Explainable AI for forensic speech authentication within cognitive and computational neuroscience
Zhe Cheng, Haitao Yang, Yingzhuo Xiong, Xuran Hu

TL;DR
This paper introduces a deep learning model with explainable AI to detect fake speech, using features that highlight audio inconsistencies.
Contribution
A novel CNN-LSTM framework with XAI techniques for interpretable forensic speech authentication is proposed.
Findings
The model achieves high accuracy using LFCC features over MFCC and GFCC.
XAI methods reveal the model focuses on high-frequency and temporal artifacts.

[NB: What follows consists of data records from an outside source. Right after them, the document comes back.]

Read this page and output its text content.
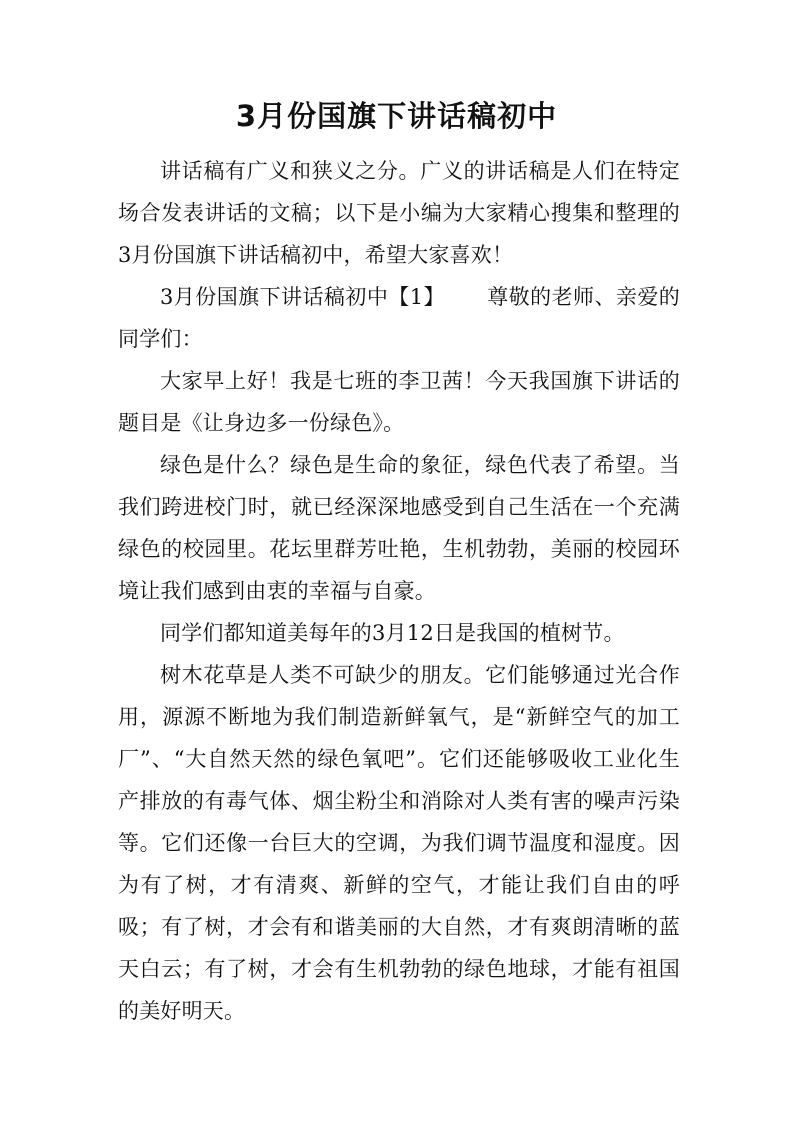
3月份国旗下讲话稿初中

讲话稿有广义和狭义之分。广义的讲话稿是人们在特定场合发表讲话的文稿；以下是小编为大家精心搜集和整理的3月份国旗下讲话稿初中，希望大家喜欢！

3月份国旗下讲话稿初中【1】 尊敬的老师、亲爱的同学们：

大家早上好！我是七班的李卫茜！今天我国旗下讲话的题目是《让身边多一份绿色》。

绿色是什么？绿色是生命的象征，绿色代表了希望。当我们跨进校门时，就已经深深地感受到自己生活在一个充满绿色的校园里。花坛里群芳吐艳，生机勃勃，美丽的校园环境让我们感到由衷的幸福与自豪。

同学们都知道美每年的3月12日是我国的植树节。

树木花草是人类不可缺少的朋友。它们能够通过光合作用，源源不断地为我们制造新鲜氧气，是“新鲜空气的加工厂”、“大自然天然的绿色氧吧”。它们还能够吸收工业化生产排放的有毒气体、烟尘粉尘和消除对人类有害的噪声污染等。它们还像一台巨大的空调，为我们调节温度和湿度。因为有了树，才有清爽、新鲜的空气，才能让我们自由的呼吸；有了树，才会有和谐美丽的大自然，才有爽朗清晰的蓝天白云；有了树，才会有生机勃勃的绿色地球，才能有祖国的美好明天。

The approach is validated on ASVspoof2019 LA and WaveFake datasets.
Abstract
The proliferation of deepfake technologies presents serious challenges for forensic speech authentication. We propose a deep learning framework combining Convolutional Neural Networks (CNNs) and Long Short-Term Memory (LSTM) networks to improve detection of manipulated audio. Leveraging the spectral feature extraction of CNNs and the temporal modeling of LSTMs, the model demonstrates superior accuracy and generalization across the ASVspoof2019 LA and WaveFake datasets. Linear Frequency Cepstral Coefficients (LFCCs) were employed as acoustic features and outperformed MFCC and GFCC representations. To enhance transparency and trustworthiness, explainable artificial intelligence (XAI) techniques, including Grad-CAM and SHAP, were applied, revealing that the model focuses on high-frequency artifacts and temporal inconsistencies. These interpretable analyses validate both the models design…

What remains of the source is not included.